Devdutt Pattanaik’s TED : Intercultural sensitivity in the West-India business world

A beautiful illustration made for Pattanaik’s article "The Right to be a Philistine"
Taken from Devdutt Pattanaik’s site: devdutt.com

I enjoyed a lot Devdutt Pattanaik’s TED talk, and I’ve shown it in class as much as I’ve been able to. I found here a beautiful connexion of the world of cultures and myths to the ‘practical’ world of international companies. This talk was meant to be a window for executives and CEO’s interested in working with India, but I think it can be of great use for our purposes here. Not only it is a ‘practical’ view of how important it is to be aware of people’s experiences and universes; it is also an invitation to develop a sensitivity that can enable contact.

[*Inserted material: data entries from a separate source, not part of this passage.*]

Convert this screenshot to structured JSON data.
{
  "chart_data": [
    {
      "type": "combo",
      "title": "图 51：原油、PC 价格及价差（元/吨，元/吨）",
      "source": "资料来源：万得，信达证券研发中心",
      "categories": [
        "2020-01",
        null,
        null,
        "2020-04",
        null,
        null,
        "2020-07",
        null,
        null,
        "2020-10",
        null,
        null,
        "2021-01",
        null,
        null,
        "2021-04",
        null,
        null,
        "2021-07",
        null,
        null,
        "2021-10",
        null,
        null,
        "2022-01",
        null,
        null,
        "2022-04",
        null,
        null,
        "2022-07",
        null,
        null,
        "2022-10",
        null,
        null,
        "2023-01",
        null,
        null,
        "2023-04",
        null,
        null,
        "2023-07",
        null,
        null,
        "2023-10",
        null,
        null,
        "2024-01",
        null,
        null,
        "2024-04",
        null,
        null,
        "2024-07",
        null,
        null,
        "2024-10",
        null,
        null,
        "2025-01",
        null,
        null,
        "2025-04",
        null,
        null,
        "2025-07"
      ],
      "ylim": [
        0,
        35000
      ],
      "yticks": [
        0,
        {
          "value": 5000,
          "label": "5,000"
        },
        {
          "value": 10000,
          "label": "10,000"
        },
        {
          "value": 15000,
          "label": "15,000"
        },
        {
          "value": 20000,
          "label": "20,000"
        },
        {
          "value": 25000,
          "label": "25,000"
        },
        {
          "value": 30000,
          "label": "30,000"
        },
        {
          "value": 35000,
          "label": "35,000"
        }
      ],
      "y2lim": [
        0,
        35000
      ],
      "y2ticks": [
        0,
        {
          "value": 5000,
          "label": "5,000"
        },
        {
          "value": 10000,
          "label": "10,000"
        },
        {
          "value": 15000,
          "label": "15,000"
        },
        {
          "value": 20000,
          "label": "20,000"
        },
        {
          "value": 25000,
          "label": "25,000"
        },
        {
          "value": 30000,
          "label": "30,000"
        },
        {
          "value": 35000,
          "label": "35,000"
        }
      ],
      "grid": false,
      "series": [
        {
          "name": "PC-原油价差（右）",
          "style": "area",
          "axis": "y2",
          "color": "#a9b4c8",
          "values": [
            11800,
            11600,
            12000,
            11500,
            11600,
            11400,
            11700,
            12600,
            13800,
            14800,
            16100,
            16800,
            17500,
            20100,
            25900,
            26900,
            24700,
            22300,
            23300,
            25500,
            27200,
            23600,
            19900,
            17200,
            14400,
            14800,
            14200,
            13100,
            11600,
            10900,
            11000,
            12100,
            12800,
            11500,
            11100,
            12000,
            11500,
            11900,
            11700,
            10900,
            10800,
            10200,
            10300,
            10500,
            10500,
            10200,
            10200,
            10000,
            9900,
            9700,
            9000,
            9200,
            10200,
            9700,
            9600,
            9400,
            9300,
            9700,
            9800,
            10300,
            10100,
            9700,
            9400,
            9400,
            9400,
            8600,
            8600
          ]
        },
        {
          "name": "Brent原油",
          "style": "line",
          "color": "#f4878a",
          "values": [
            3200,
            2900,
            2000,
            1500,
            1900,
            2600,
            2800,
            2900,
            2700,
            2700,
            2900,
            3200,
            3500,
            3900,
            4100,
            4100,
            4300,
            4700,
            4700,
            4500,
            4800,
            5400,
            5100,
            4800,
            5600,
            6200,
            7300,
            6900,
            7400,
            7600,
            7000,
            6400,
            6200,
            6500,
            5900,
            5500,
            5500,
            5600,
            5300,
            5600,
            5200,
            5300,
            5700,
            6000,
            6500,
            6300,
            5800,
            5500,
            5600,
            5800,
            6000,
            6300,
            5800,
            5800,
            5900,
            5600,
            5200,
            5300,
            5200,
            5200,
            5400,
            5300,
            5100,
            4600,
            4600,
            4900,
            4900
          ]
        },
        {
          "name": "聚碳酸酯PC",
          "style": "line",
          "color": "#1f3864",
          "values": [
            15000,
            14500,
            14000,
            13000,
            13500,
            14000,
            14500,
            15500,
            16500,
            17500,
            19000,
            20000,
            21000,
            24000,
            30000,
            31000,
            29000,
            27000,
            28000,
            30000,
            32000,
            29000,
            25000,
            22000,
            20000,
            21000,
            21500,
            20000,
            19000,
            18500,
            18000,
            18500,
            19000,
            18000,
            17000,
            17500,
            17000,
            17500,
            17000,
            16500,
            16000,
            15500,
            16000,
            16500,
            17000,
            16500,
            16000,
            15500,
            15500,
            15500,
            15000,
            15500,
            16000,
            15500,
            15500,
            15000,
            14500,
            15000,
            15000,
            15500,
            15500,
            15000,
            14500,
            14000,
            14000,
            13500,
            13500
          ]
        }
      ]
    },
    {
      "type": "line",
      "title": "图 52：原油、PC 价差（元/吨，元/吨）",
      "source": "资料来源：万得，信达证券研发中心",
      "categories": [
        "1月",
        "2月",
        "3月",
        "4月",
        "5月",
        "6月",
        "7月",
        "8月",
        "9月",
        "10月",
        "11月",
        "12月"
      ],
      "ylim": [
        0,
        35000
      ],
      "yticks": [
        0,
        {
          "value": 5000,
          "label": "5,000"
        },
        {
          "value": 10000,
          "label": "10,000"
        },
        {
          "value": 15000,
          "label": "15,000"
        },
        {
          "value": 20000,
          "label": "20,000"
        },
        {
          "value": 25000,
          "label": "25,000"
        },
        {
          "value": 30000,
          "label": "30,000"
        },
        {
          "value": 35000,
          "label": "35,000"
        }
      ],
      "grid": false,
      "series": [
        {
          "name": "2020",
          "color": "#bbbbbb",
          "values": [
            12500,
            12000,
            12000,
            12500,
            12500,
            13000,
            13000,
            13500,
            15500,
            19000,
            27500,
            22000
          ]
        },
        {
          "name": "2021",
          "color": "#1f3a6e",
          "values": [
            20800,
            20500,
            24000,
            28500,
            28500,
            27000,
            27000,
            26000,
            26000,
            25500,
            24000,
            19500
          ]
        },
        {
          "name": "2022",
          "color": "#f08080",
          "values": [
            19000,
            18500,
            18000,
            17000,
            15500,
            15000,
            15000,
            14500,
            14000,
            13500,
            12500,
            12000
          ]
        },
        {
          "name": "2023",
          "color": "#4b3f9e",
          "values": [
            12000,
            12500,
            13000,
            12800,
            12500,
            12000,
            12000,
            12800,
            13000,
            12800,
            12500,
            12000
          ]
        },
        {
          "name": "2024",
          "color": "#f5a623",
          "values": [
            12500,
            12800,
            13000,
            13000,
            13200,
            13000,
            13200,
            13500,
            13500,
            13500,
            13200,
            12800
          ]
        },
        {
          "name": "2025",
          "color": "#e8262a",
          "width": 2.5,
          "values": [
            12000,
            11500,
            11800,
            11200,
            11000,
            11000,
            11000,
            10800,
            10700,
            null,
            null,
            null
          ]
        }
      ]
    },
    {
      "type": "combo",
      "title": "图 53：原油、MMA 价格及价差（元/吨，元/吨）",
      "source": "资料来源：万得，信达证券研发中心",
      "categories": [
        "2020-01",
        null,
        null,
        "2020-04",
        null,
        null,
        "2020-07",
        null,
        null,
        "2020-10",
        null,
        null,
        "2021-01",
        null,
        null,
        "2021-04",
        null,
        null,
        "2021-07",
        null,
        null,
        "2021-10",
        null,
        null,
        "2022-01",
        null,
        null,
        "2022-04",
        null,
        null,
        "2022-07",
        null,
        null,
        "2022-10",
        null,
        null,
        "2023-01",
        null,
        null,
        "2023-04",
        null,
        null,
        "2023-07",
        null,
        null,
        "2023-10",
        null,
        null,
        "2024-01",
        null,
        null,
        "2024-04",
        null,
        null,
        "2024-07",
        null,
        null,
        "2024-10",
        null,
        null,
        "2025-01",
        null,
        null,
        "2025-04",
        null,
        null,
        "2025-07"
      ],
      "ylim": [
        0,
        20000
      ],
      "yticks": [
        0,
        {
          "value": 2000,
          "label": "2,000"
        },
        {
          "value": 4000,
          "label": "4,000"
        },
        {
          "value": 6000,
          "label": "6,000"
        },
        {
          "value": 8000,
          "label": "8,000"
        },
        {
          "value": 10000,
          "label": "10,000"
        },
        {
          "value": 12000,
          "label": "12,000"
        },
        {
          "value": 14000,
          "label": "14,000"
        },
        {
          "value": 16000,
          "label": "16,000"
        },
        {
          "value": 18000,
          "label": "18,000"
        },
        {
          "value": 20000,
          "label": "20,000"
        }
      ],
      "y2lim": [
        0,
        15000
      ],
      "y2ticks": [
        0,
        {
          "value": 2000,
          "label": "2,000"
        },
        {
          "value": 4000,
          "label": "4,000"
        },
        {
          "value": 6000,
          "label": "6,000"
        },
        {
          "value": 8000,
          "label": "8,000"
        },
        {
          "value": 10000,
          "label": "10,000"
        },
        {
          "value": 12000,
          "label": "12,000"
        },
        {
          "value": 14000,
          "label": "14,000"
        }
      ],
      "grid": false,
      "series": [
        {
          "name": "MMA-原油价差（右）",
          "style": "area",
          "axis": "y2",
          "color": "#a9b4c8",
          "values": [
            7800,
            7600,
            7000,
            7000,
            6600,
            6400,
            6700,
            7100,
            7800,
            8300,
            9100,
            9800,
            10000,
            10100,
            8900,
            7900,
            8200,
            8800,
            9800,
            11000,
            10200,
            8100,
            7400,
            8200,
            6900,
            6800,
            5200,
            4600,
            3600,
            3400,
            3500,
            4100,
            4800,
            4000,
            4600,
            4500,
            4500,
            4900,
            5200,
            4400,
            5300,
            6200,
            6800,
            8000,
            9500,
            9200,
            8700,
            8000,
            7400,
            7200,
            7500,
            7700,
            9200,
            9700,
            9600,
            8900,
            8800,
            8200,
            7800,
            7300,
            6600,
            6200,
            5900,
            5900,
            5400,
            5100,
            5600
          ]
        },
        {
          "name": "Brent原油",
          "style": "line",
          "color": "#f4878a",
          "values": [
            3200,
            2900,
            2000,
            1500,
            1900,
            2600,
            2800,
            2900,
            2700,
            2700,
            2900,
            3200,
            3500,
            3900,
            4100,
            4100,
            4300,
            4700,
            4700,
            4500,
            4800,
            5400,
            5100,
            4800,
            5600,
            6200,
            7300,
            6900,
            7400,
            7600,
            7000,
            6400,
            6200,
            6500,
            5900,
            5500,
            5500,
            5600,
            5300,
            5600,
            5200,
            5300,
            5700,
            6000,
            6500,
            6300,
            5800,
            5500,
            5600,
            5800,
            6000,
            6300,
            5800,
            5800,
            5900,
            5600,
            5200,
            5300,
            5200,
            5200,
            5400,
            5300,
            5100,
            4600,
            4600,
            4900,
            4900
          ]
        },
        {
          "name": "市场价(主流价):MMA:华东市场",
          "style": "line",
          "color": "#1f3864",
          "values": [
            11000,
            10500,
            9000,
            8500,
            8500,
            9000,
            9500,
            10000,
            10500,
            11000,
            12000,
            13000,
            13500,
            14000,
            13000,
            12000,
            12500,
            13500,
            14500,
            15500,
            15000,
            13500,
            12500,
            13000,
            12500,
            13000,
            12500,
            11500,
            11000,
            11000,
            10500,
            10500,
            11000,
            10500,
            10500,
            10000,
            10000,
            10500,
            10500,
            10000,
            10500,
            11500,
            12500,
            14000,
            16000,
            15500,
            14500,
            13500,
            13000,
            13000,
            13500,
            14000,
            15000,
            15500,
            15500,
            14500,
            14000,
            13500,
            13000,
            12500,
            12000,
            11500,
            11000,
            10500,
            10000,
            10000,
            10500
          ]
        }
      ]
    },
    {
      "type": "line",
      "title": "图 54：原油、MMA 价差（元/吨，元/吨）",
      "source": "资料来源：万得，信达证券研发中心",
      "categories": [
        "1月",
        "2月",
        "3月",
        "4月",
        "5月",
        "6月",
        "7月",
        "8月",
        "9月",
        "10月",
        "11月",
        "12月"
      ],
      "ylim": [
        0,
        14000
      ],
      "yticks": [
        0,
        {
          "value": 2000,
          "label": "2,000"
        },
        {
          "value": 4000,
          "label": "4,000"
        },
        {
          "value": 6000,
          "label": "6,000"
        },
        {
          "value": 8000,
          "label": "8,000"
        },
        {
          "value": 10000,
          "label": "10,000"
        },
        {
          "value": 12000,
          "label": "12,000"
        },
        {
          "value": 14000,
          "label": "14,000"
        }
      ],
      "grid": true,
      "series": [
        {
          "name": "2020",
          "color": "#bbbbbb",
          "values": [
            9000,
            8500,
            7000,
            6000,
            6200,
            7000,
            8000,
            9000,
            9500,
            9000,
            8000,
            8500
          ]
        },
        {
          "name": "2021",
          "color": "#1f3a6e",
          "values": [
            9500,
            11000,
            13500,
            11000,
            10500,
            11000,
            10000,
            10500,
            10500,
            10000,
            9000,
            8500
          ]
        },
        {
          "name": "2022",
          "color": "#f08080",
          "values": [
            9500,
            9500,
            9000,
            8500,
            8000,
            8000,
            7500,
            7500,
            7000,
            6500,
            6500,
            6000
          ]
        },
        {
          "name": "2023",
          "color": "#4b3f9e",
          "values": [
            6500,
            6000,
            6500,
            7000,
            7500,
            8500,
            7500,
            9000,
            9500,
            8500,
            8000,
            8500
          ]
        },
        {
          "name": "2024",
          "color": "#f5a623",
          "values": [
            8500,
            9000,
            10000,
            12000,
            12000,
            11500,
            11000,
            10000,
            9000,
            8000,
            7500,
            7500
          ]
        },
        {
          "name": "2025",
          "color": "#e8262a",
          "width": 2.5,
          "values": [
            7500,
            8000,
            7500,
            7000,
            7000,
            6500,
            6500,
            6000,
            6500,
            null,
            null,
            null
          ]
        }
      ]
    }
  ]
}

Even if we don’t get all the facts.

Culture is a reaction to nature, and this understanding of our ancestors is transmitted generation from generation in the form of stories, symbols and rituals, which are always indifferent to rationality. And so, when you study it, you realize that different people of the world have a different understanding of the world. Different people see things differently –different viewpoints.

This is a nice way to talk about business and how it is possible to articulate connecting to others in the new global world. Specially when the West and India make contact to make money. I tend to be irritated by this point of view when explaining the importance of intercultural communication, mainly because it tends to dominate the goals of these studies. Nevertheless, as I pointed out at the beginning, if there’s a way to connect the beauty of human traditions and the groups that make money move, it should be this one:

That sensitivity is what we need. Once this belief enters, behavior will happen, business will happen. And it has. So, then we come back to Alexander and to the gymnosophist. And everybody asks me, “Which is the better way, this way or that way?” And it’s a very dangerous question, because it leads you to the path of fundamentalism and violence. So, I will not answer the question. What I will give you is an Indian answer, the Indian head-shake.